Puffins are present at Bempton but generally too far down the cliff to get decent photographs and so I concentrated my efforts on the other two auk species the Guillemots, and a particular favourite the Razorbill.
The Guillemots are less elegant in the air than other sea bird and their wings always seem slightly small in relation to their body which is superbly adapted for swimming.
The birds are a challenge to photograph in flight as they are small and very fast. I noticed at the point where I was stood on the cliff top path, where it ran very close to the cliff edge, that there were a number of Razorbills coming in to land at close range. However, the time window for getting photos was going to be very short as you needed to spot a bird coming into this area, lock on with the camera and take the photos before it disappeared behind the grass at the cliff top. This was further complicated by the fact that capturing birds that are flying towards you is probably the most difficult for the camera autofocus system to deal with.
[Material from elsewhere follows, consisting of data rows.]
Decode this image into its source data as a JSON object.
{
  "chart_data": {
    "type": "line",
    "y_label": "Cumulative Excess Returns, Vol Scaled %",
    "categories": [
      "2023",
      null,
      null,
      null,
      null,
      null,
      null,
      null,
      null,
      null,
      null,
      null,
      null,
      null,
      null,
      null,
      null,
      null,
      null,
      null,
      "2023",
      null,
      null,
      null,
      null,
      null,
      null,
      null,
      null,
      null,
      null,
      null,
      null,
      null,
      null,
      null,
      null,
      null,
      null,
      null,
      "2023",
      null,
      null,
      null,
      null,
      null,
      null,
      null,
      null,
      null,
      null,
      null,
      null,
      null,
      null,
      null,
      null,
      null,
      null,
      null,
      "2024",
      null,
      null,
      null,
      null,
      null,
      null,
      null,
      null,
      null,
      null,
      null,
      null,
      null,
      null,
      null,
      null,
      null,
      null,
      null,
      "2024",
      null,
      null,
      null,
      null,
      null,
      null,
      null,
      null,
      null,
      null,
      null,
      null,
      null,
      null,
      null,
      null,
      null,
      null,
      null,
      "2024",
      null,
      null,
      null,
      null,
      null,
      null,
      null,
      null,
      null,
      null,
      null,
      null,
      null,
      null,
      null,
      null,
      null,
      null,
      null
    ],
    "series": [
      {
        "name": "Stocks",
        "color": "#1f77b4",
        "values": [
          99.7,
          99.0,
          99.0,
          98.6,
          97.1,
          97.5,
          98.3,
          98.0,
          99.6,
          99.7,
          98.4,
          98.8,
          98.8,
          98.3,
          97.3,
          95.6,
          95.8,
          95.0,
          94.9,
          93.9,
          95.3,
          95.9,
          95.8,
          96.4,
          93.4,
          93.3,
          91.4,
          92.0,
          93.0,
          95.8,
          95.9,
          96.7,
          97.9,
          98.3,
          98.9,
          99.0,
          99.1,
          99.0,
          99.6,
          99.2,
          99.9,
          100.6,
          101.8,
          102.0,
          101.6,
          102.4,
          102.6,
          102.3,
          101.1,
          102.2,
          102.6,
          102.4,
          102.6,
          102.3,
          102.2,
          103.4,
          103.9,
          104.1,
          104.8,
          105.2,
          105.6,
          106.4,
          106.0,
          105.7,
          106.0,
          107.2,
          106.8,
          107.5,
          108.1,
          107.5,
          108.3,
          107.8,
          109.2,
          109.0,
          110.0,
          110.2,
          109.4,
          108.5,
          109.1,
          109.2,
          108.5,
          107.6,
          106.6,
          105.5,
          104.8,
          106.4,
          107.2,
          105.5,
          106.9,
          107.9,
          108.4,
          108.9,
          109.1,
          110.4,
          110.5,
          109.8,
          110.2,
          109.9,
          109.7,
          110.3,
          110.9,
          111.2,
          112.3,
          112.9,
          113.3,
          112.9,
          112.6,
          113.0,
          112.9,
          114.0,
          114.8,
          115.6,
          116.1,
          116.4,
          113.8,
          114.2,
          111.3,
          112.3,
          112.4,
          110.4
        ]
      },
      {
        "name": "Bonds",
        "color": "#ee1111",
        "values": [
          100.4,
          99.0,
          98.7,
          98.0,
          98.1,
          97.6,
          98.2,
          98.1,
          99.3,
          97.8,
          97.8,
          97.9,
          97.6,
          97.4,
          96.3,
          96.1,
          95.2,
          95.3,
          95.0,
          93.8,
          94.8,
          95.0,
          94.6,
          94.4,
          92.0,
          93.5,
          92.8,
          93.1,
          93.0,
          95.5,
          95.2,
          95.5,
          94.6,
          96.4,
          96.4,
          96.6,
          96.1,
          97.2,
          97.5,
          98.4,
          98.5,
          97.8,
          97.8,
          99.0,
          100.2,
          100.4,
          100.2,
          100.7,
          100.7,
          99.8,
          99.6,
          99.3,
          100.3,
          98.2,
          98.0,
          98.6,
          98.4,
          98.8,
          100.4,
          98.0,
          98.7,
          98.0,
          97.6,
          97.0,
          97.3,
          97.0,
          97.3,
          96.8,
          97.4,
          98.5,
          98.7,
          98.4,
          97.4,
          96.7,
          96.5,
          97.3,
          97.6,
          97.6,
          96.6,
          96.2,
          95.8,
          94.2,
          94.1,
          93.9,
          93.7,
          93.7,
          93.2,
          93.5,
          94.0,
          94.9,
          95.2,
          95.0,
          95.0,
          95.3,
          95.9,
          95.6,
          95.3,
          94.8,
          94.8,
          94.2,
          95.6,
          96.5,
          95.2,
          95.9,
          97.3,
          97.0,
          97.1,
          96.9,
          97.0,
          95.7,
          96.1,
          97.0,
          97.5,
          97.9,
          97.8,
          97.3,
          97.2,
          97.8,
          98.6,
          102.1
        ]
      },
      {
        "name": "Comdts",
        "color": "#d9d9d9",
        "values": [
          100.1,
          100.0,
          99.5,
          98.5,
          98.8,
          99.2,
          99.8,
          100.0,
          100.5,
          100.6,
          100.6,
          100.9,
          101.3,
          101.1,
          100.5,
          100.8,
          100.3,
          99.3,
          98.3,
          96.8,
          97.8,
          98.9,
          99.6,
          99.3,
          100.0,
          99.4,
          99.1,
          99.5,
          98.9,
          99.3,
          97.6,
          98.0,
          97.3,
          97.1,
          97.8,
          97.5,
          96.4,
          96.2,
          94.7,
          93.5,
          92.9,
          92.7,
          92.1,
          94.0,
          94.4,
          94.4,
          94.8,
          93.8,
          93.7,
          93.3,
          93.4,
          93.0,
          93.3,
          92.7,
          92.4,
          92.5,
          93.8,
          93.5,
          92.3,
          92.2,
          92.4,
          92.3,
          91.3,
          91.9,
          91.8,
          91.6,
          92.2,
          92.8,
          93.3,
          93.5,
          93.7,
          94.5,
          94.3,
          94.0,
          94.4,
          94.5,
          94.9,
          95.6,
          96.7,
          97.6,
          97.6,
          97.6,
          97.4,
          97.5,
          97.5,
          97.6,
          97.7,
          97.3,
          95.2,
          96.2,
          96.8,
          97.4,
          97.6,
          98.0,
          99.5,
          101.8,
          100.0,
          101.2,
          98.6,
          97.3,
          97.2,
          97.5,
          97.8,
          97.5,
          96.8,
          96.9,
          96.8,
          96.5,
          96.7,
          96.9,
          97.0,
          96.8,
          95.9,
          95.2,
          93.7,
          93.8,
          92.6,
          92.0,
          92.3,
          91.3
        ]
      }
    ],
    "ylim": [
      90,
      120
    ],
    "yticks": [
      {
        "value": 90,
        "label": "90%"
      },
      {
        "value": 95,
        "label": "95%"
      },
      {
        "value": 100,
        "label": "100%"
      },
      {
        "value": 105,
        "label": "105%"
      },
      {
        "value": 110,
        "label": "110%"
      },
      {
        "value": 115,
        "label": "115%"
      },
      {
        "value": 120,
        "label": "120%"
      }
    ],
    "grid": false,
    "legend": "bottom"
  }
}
The unusual coloured background on these following photos is the sea below the cliff.
I just managed to catch this one before it disappeared behind the grass.
As I was effectively shooting downwards to the birds coming up the cliff face to land it gave the appearance that I was level with them.
So if you happen to find yourself in north-east Yorkshire I would strongly recommend a visit to Bempton, which can provide some great sea bird photography. One real benefit of Bempton is that there is no uncertainty whether the boat will be cancelled, as is often the case if you visit one of the sea bird colonies on the offshore islands around the UK.


Robin said...

Rich, stunning shots!

Andrew Haynes said...

Really excellent flight photography , and very well written

Rich Steel said...

Thanks for your comments and kind words.